07.19.10 | Jay Steinberg | This Week in Film HistoryPrint this Post
July 22, 1934: After seeing MGM's Manhattan Melodrama at Chicago's Biograph Theater, gangster John Dillinger is gunned down outside by G-men.
July 20, 1938: The major film studios are named to a governmental antitrust lawsuit over their dominance in both production and distribution of motion pictures.
July 23, 1947: The subject of anti-Semitism is dramatized in RKO's Crossfire and, in November, by 20th Century Fox's Oscar-winning Gentleman's Agreement.
July 23, 1948: Film pioneer D.W. Griffith, 73, who last directed in 1931, dies. Studios observe a three-minute moment of silence during his funeral five days later.
July 20, 1950: Playing a wheelchair-bound WWII veteran, newcomer Marlon Brando wows audiences and critics in The Men.
July 20, 1951: After a 16-year run, the Time, Inc.-produced newsreel series The March of Time no longer marches on.
July 22, 1959: Steve Reeves first flexes his pecs to American audiences in the Italian-made Hercules, beginning a flood of imported "sword-and-sandal" actioners.
July 19, 1961: TWA becomes the first airline to offer in-flight movies on a regular basis. First up, Lana Turner as an unfaithful wife in By Love Possessed.
July 23, 1962: After a six-year stint producing independent films, former studio V.P. Darryl Zanuck is now at the helm of a financially-troubled 20th Century Fox.
July 18, 1963: "Total Filmmaker" Jerry Lewis releases what many will consider his masterpiece, The Nutty Professor, a comedic take on the Jekyll-and-Hyde story.
July 23, 1966: After what one writer called "the world's longest suicide," troubled actor Montgomery Clift, 45, is found dead in his New York brownstone.
July 20, 1973: Mystery surrounds the death of martial arts star Bruce Lee, 32, the cause of which will be attributed to a brain edema.
July 23, 1982: A helicopter crash on the set of Twilight Zone-The Movie results in the deaths of Vic Morrow and two child actors.

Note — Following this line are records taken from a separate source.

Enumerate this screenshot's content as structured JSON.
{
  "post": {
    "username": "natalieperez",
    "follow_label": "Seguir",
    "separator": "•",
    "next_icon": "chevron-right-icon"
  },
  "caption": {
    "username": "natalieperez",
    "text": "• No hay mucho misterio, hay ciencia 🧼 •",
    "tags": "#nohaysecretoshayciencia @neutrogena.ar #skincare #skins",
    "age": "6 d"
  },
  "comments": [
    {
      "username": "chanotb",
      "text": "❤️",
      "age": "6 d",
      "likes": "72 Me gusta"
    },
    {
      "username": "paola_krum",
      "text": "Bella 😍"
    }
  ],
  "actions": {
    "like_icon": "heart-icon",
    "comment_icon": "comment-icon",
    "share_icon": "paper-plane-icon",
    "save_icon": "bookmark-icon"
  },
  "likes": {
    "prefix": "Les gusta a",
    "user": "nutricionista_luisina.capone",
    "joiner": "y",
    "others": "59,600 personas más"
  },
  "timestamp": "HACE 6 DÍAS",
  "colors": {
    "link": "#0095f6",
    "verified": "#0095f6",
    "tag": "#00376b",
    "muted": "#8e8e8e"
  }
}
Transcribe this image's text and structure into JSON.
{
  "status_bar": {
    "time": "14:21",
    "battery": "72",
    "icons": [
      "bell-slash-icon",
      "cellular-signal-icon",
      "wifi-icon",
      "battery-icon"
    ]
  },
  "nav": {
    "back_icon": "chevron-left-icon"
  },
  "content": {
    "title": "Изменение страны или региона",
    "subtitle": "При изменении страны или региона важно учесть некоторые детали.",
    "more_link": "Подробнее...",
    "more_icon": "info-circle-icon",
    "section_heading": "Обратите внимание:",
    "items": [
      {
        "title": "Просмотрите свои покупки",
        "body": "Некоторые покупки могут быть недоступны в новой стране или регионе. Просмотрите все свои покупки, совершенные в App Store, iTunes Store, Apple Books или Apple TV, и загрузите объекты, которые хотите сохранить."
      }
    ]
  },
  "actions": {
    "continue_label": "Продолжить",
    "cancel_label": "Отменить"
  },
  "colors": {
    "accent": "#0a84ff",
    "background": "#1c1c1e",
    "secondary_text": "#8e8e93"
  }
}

July 22, 1983: With 89-year-old Abel Gance in attendance, the restored edition of his 1927 epic Napoleon has its "re-premiere" in Paris.
July 24, 1998: Director Steven Spielberg and star Tom Hanks acquaint a new generation with the drama and sacrifice of World War II in Saving Private Ryan.

Abel Gance died in 1981 in Paris. It would have been impossible for him to attend the 're-premiere' in Paris. At age 89, he did attend a showing of the restored film in the summer of 1979 at the Telluride Film Festival.